Chapter Description: Pixal's view on everything. Thoughts she would never share. Not that anyone except Zane ever asked.

A/N: Can you tell this chapter was rushed? 'Cause it was. I was just finishing up my first copy of this chapter when my older brother had a concert, so I finished up and tried to make it as good as possible. I'll be in Arizona during the rest of this week, so I tried to get my weekly update in. Also, new cover photo!

Chapter Four: The Art Of Taking

Zane was a giver. Pixal could vouch for such. He had given her alone so many things: emotions, life, a home, and something to fight for. Something to stand for. But sometimes, she wished he would put a cap on how many things he gave- never had the ninja before out a cap on how much they took.

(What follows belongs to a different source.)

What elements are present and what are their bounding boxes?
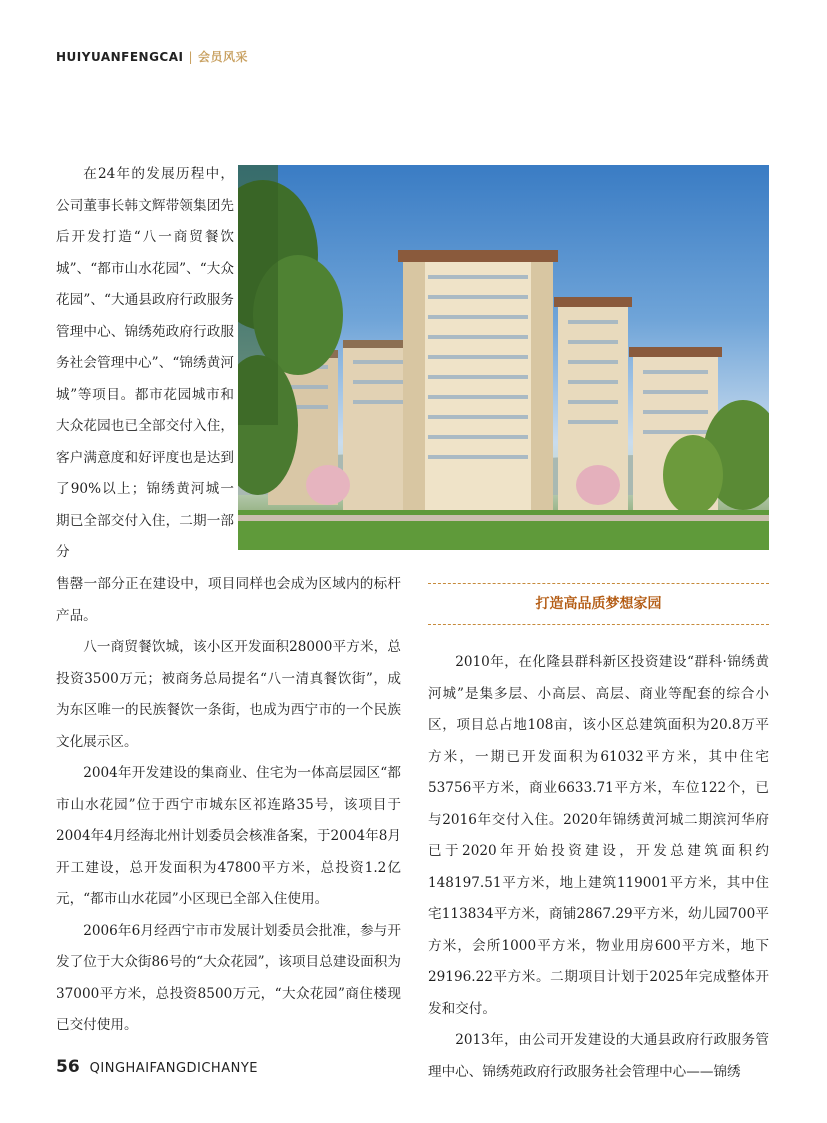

They took far too much, in Pixal's opinion. She noticed the dents on Zane's hands. She analyzed the training equipment in the morning and pieced together what had happened within a fraction of a second.

But she didn't say a word. She kept silent, instead of scolding Zane, which probably wouldn't have helped anyway. But she didn't just watch, she fixed things when Zane didn't realize it. When he finally laid down to rest, (to keep up appearances to the other ninja) she awoke. Every night, she would take over his body and repair a little bit of the damage that had been done, the scratches on paint she filled in, the fraying wires stretched from punches and kicks. She would sigh and silently chide him, but wait for the morning. Pixal mentally took stock of everything he had done to himself, planning on berating him for every last thing.

Yet, even though she was constantly getting angry at him, Pixal couldn't stay annoyed for long. She loved Zane for so many reasons, and though she wouldn't happily do it, she'd rather attend to his injuries than rebuke him.

'It was all the ninja's fault,' she grumbled. 'They taught him this.' Taught him what? Taught him that his self-being and the stress he put on himself didn't matter in the slightest. Taught him that he didn't matter in the slightest, other than his fighting ability.

Zane didn't know, but she recorded his thoughts in the background. While he kicked through punching bags and iced the floor, he wondered about things he would never share with Pixal. Dark thoughts, and thoughts pondering his ability. He worried about if they only kept him on the team because of his ice, and he worried about what would happen when they reached the end of their destiny. Would they split up, going their separate ways? Or would they stay together?

He also wondered about his immortality. His old robot body was at least thirty, fourth years old, at least. And it still looked sixteen. Though his new one was brand new and a lot shiner than before, he still looked sixteen-ish. Pixal searched through his thoughts and realized that he knew that he would still look the same when the other ninja had their first kids. When their kids had kids. When they died. When their entire family name died out, a million or trillion years down the line.

He would still look sixteen.

Pixal didn't search further than the thought about what would happen when everyone else was gone.

She always deleted the memory of those thoughts from her own database.